2005年12月14日(水)「しんぶん赤旗」
“安易な賃上げは禍根”
大企業は増益のなか 春闘、抑制の方針
日本経団連
日本経団連(奥田碩会長)は十三日、財界の〇六春闘の対策方針となる「二〇〇六年版経営労働政策委員会報告」を発表しました。

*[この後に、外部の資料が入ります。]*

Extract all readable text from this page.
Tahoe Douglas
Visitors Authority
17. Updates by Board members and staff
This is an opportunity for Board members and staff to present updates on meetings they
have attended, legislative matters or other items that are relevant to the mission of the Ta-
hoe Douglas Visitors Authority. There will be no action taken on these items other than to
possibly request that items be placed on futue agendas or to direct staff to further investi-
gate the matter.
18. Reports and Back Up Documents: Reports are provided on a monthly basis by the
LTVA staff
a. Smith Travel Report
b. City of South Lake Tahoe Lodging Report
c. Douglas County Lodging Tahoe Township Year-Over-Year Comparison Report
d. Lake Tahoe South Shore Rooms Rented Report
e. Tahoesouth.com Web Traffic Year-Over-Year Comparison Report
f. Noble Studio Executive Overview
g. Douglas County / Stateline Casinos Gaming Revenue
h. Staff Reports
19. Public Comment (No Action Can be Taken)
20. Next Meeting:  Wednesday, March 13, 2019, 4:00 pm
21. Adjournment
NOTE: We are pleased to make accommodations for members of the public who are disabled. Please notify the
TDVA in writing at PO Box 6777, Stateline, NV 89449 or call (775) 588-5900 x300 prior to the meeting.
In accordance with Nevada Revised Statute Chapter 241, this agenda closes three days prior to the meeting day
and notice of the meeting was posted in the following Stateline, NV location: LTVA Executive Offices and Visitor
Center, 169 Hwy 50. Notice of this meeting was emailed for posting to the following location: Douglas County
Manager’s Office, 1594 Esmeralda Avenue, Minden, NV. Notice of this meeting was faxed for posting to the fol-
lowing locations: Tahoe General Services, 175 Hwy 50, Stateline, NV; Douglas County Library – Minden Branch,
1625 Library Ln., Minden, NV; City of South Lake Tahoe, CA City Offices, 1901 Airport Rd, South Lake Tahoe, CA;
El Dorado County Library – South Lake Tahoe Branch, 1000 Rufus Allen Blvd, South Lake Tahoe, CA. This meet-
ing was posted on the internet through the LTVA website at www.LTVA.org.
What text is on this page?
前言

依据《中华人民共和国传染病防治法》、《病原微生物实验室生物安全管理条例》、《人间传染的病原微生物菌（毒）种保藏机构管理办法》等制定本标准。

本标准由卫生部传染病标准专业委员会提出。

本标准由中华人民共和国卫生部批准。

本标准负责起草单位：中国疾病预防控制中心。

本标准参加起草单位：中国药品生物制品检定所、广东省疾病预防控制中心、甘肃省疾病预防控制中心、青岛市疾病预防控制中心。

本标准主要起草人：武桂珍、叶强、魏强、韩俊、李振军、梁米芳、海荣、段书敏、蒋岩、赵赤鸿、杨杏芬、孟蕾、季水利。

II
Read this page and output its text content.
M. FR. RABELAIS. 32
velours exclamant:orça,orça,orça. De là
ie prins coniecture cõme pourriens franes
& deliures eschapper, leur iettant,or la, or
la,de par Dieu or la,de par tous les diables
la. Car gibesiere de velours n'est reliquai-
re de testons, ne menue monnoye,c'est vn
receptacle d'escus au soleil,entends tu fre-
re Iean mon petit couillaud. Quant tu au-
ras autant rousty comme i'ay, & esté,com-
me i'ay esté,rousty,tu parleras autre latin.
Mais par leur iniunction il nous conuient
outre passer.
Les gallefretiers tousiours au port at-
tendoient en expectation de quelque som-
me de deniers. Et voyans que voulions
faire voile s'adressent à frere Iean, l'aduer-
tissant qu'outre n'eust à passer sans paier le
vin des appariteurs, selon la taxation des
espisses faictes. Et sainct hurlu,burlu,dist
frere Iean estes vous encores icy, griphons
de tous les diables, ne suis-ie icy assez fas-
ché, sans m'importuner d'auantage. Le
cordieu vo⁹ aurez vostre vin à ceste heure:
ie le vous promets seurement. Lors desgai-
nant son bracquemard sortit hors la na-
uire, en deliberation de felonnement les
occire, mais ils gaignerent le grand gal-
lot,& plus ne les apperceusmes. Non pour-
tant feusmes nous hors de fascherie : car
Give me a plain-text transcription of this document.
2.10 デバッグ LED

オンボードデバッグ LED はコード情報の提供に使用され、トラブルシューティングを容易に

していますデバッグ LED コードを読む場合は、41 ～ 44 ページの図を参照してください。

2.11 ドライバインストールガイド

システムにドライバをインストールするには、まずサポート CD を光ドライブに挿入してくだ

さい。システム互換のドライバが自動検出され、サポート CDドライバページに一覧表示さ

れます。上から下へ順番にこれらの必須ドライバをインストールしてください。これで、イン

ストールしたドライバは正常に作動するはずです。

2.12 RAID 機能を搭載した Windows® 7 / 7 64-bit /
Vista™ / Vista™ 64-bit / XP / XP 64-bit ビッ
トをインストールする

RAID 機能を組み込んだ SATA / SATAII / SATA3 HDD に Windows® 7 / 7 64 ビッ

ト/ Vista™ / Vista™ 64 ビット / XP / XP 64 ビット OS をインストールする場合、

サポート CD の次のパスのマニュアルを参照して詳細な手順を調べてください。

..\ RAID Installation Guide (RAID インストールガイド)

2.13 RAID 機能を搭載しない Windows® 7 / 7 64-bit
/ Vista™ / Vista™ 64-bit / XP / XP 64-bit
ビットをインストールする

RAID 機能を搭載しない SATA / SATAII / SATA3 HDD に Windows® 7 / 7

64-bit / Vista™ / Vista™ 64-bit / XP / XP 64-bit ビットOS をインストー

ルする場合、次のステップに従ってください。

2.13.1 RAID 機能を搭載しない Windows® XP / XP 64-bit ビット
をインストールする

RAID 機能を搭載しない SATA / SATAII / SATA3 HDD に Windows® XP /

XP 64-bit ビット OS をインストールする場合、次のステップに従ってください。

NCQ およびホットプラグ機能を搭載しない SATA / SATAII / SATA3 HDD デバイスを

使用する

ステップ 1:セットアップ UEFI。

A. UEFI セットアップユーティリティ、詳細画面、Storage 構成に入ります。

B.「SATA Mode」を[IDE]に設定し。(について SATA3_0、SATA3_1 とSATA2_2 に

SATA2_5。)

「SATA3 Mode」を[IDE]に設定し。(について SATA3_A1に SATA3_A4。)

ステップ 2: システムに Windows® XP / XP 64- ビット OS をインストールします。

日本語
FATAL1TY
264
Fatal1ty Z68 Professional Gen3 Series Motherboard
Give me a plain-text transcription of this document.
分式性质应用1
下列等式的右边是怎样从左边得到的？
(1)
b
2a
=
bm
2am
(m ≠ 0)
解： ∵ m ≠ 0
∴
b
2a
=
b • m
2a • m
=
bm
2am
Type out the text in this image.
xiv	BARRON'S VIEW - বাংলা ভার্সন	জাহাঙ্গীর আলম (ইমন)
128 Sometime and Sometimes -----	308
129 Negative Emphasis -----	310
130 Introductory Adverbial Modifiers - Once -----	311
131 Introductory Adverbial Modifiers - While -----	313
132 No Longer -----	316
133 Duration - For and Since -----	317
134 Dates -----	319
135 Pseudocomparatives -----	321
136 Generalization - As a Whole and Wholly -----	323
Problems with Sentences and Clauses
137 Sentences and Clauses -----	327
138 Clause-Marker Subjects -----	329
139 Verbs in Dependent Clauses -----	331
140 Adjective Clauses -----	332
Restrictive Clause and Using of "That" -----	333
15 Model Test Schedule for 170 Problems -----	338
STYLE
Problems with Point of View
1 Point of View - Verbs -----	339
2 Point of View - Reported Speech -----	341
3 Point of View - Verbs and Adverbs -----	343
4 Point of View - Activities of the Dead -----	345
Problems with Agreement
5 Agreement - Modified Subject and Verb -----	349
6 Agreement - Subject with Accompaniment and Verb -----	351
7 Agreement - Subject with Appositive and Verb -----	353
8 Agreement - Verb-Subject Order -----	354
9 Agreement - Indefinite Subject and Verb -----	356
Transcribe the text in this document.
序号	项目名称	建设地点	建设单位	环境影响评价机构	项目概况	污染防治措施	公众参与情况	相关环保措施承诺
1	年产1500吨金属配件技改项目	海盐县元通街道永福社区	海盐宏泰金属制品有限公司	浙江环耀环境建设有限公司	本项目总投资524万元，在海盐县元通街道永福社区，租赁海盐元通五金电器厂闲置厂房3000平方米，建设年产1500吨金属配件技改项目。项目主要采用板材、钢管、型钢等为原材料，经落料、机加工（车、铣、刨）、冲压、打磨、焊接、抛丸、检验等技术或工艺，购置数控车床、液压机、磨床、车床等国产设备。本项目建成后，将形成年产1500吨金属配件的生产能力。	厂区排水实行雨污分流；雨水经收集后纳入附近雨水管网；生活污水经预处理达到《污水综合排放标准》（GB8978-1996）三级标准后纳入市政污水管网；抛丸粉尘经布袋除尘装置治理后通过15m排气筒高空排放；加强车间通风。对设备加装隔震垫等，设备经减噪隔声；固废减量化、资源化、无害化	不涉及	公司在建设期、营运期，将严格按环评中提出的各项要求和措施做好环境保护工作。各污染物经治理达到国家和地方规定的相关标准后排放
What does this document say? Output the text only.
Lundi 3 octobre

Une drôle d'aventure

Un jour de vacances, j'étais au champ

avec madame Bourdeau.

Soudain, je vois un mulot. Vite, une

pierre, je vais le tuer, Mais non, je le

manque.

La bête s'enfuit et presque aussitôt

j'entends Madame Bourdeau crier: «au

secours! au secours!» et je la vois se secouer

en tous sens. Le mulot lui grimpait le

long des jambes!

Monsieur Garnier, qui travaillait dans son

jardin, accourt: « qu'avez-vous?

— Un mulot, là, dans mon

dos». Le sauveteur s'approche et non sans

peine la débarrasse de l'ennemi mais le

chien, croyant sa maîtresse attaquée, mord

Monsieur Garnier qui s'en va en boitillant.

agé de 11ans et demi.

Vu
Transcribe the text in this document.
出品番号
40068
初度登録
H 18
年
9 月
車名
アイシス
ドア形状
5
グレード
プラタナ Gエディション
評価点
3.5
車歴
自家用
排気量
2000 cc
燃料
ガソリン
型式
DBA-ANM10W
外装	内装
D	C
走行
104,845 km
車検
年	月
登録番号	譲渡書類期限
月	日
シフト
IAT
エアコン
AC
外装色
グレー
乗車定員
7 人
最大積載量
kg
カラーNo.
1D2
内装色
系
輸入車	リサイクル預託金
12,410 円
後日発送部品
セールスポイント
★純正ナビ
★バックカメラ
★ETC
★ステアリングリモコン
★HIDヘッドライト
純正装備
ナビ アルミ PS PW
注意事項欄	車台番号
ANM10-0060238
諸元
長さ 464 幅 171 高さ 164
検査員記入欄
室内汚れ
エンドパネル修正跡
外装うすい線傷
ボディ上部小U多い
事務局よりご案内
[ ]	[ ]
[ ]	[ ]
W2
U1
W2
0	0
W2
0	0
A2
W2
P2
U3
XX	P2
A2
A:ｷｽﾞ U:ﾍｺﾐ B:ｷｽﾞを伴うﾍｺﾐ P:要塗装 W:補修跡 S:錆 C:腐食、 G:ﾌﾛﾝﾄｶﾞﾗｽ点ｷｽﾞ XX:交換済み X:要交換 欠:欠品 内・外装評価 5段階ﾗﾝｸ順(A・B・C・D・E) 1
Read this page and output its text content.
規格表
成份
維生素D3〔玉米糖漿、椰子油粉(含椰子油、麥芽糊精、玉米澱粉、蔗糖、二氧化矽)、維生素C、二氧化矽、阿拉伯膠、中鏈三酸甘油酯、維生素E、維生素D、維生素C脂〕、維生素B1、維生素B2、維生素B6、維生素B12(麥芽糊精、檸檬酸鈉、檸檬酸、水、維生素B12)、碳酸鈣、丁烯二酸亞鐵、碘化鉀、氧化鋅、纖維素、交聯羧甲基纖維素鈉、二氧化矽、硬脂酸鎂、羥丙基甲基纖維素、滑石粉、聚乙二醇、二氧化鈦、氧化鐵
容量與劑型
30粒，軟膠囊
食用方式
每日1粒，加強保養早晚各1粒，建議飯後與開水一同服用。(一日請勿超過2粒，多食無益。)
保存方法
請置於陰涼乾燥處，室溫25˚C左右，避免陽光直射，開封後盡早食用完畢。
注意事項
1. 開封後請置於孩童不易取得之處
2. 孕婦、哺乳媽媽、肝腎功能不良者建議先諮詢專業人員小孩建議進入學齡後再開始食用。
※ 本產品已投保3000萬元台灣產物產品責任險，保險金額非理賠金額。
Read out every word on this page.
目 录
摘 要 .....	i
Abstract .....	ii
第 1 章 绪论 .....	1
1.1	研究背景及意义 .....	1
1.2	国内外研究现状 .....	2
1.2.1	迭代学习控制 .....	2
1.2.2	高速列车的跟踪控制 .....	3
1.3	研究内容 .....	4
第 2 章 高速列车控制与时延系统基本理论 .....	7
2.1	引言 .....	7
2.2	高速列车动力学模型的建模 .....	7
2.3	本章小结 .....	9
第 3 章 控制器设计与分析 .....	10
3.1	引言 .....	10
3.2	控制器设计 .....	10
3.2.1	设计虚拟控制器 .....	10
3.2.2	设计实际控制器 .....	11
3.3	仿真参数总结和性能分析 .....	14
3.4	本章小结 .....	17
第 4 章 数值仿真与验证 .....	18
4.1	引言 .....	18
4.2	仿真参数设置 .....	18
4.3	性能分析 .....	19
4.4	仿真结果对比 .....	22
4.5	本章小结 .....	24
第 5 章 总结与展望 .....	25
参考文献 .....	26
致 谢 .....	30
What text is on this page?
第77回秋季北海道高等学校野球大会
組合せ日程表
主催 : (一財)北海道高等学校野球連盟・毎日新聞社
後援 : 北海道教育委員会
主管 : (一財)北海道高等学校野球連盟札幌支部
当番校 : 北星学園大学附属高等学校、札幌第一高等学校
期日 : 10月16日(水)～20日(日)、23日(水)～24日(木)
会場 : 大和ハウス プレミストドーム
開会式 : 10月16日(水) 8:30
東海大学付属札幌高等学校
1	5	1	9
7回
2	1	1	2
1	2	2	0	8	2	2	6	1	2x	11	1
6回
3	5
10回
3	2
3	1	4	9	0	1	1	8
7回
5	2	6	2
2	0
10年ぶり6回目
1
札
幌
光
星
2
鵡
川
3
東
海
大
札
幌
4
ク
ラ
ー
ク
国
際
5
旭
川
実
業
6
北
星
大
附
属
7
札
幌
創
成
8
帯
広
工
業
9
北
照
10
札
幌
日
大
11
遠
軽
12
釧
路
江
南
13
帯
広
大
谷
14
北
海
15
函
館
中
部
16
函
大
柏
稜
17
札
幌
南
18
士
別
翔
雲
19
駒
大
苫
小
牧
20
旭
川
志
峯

景気が回復に向かい、トヨタ自動車など大企業各社が軒並み増収増益で内部留保をためこみ続けているにもかかわらず、「安易な賃金引き上げは将来に禍根を残す」などと厳しい姿勢を示しています。
経労委報告は、これまで「ベースダウンも労使の話し合いの対象」(〇四年)、「賃金引き上げの余地はほとんどない」(〇五年)と抑制姿勢をとってきました。
今回の報告は「企業の競争力を損ねることなく働く人の意欲を高める適切な舵(かじ)取りが望まれる」とのべ、個別労資に賃金決定を委ねるかたちをとっています。
これは企業利益が拡大し、労資協調路線に立つ大企業労組も、賃上げを要求しないと労働者の納得を得られない状況になっていることを踏まえた対応といえます。
同時に、報告は「横並びで賃金水準を底上げする市場横断的なベースアップは、もはやありえない」と断言して、「安易」な賃上げを戒めています。そして「賃金決定に際しては、総額人件費をもとに判断する」とのべ、短期的な成果は「賞与・一時金に反映する」と一貫して抑制の立場をとっています。
さらに定期昇給制度を見直し、成果主義賃金制度への移行を急ぐべきだと強調しています。